My dreams are Nightmares, always. And the last 3 years, it’s the same, it includes some type of flood, or water and it’s me and my cat, Clair. I don’t dream about people, and never have. If people are in my dreams, I don’t see them.. or they leave me or try to hurt me. Recently, I had a usual scary dream, and he was in it… he’s the only person who has ever been in my dreams, who wasnt trying to kill me. I dont remember it, very well. But he was just standing there, waiting for me.
And I’ve since found that feeling again that I felt when I was younger. My first memory. I spent my entire life pursuing it, trying to recreate it, artificially. And being unable to.
And now that I’ve found it again… all I know is that I want to spend the rest of my life with this feeling, this person that is an embodiment of this elusive thing which ive actively sought out my entire life… and never let it go again. When I was a child, I remember having to force myself to forget about this thing that terrified me, this concept of what it meant to be infinite. And I spent my life afterwards being alone, and feeling such a deep level of emptiness, that I hate to reminiscence on. And I feel like I’ve been given a second chance with that feeling, and I’m not going to force myself to forget it again.
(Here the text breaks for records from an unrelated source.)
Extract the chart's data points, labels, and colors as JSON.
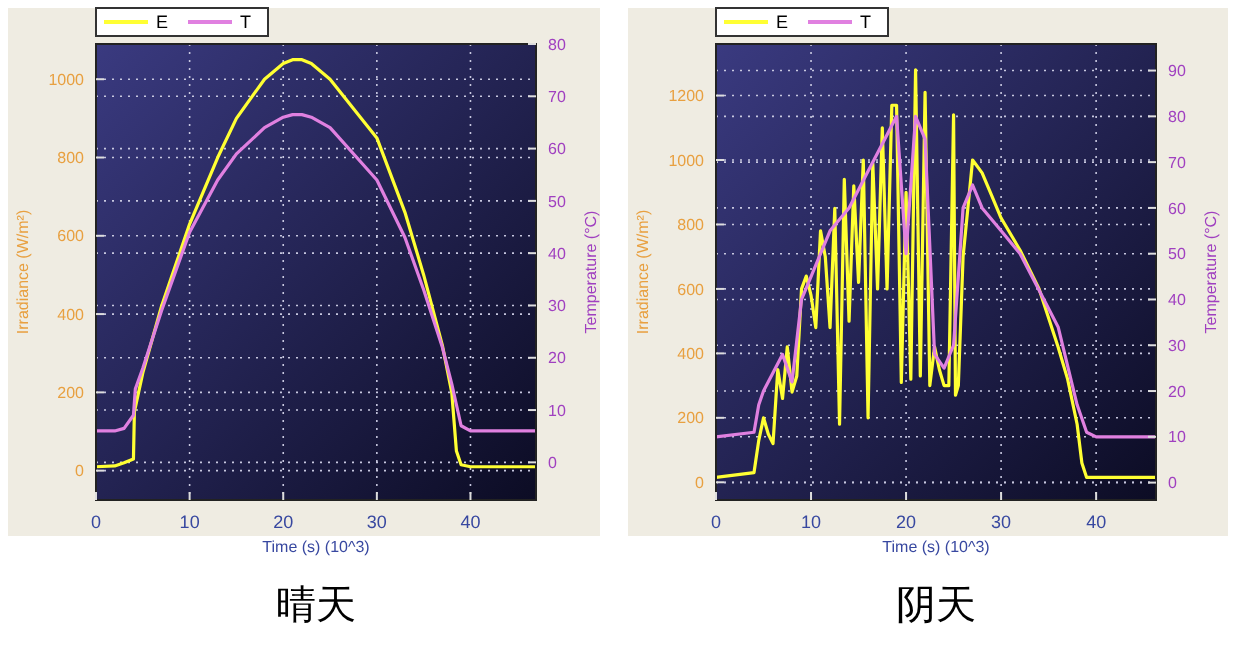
{
  "chart_data": [
    {
      "type": "line",
      "title": "晴天",
      "xlabel": "Time (s) (10^3)",
      "ylabel": "Irradiance (W/m²)",
      "y2label": "Temperature (°C)",
      "xlim": [
        0,
        47
      ],
      "xticks": [
        0,
        10,
        20,
        30,
        40
      ],
      "ylim": [
        -75,
        1090
      ],
      "yticks": [
        0,
        200,
        400,
        600,
        800,
        1000
      ],
      "y2lim": [
        -7.2,
        80
      ],
      "y2ticks": [
        0,
        10,
        20,
        30,
        40,
        50,
        60,
        70,
        80
      ],
      "grid": true,
      "legend": "top left",
      "line_style": "solid",
      "series": [
        {
          "name": "E",
          "color": "#ffff33",
          "x": [
            0,
            2,
            3,
            4,
            4.1,
            5,
            7,
            10,
            13,
            15,
            18,
            20,
            21,
            22,
            23,
            25,
            28,
            30,
            33,
            35,
            37,
            38,
            38.5,
            39,
            40,
            47
          ],
          "values": [
            10,
            12,
            20,
            30,
            150,
            250,
            420,
            630,
            800,
            900,
            1000,
            1040,
            1050,
            1050,
            1040,
            1000,
            910,
            850,
            660,
            500,
            320,
            200,
            50,
            15,
            10,
            10
          ]
        },
        {
          "name": "T",
          "color": "#e080e0",
          "axis": "y2",
          "x": [
            0,
            2,
            3,
            4,
            4.2,
            5,
            7,
            10,
            13,
            15,
            18,
            20,
            21,
            22,
            23,
            25,
            28,
            30,
            33,
            35,
            37,
            38,
            39,
            40,
            47
          ],
          "values": [
            6,
            6,
            6.5,
            9,
            14,
            18,
            29,
            44,
            54,
            59,
            64,
            66,
            66.5,
            66.5,
            66,
            64,
            58,
            54,
            43,
            33,
            22,
            15,
            7,
            6,
            6
          ]
        }
      ]
    },
    {
      "type": "line",
      "title": "阴天",
      "xlabel": "Time (s) (10^3)",
      "ylabel": "Irradiance (W/m²)",
      "y2label": "Temperature (°C)",
      "xlim": [
        0,
        46.3
      ],
      "xticks": [
        0,
        10,
        20,
        30,
        40
      ],
      "ylim": [
        -55,
        1360
      ],
      "yticks": [
        0,
        200,
        400,
        600,
        800,
        1000,
        1200
      ],
      "y2lim": [
        -3.8,
        95.8
      ],
      "y2ticks": [
        0,
        10,
        20,
        30,
        40,
        50,
        60,
        70,
        80,
        90
      ],
      "grid": true,
      "legend": "top left",
      "line_style": "solid",
      "series": [
        {
          "name": "E",
          "color": "#ffff33",
          "x": [
            0,
            4,
            4.5,
            5,
            5.5,
            6,
            6.5,
            7,
            7.5,
            8,
            8.5,
            9,
            9.5,
            10,
            10.5,
            11,
            11.5,
            12,
            12.5,
            13,
            13.5,
            14,
            14.5,
            15,
            15.5,
            16,
            16.5,
            17,
            17.5,
            18,
            18.5,
            19,
            19.5,
            20,
            20.5,
            21,
            21.5,
            22,
            22.5,
            23,
            23.5,
            24,
            24.5,
            25,
            25.2,
            25.5,
            26,
            26.5,
            27,
            28,
            29,
            30,
            32,
            34,
            36,
            37,
            38,
            38.5,
            39,
            46.3
          ],
          "values": [
            15,
            30,
            130,
            200,
            150,
            120,
            350,
            260,
            420,
            280,
            330,
            600,
            640,
            580,
            480,
            780,
            700,
            480,
            850,
            180,
            940,
            500,
            920,
            620,
            1000,
            200,
            990,
            600,
            1100,
            600,
            1170,
            1170,
            310,
            900,
            320,
            1280,
            330,
            1210,
            300,
            420,
            350,
            300,
            300,
            1140,
            270,
            300,
            700,
            850,
            1000,
            960,
            890,
            820,
            720,
            600,
            420,
            320,
            180,
            60,
            15,
            15
          ]
        },
        {
          "name": "T",
          "color": "#e080e0",
          "axis": "y2",
          "x": [
            0,
            4,
            4.5,
            5,
            6,
            7,
            8,
            9,
            10,
            12,
            14,
            16,
            18,
            19,
            20,
            21,
            22,
            23,
            24,
            25,
            26,
            27,
            28,
            30,
            32,
            34,
            36,
            38,
            39,
            40,
            46.3
          ],
          "values": [
            10,
            11,
            17,
            20,
            24,
            28,
            22,
            40,
            45,
            55,
            60,
            68,
            76,
            80,
            50,
            80,
            75,
            28,
            25,
            30,
            60,
            65,
            60,
            55,
            50,
            42,
            34,
            17,
            11,
            10,
            10
          ]
        }
      ]
    }
  ]
}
And I can’t wait to see him again, and hug him, and kiss him, and never let him go again, even if he tells me to leave. Which he won’t. Because I haven’t felt whole since I’ve left him. And I know he feels the same way.
So, they say that trauma is the key to unlocking parts of human DNA that gives people super powers… but I know that’s not true. It’s love.
Love; not trauma nor fear, or anger, is the key that unlocks our super powers, and allows us the ability to break free from the chains that bind us to a reality that no longer serve us, or doesn’t fullfill us. And I know when I see him again, I won’t make the same mistakes I made the first time.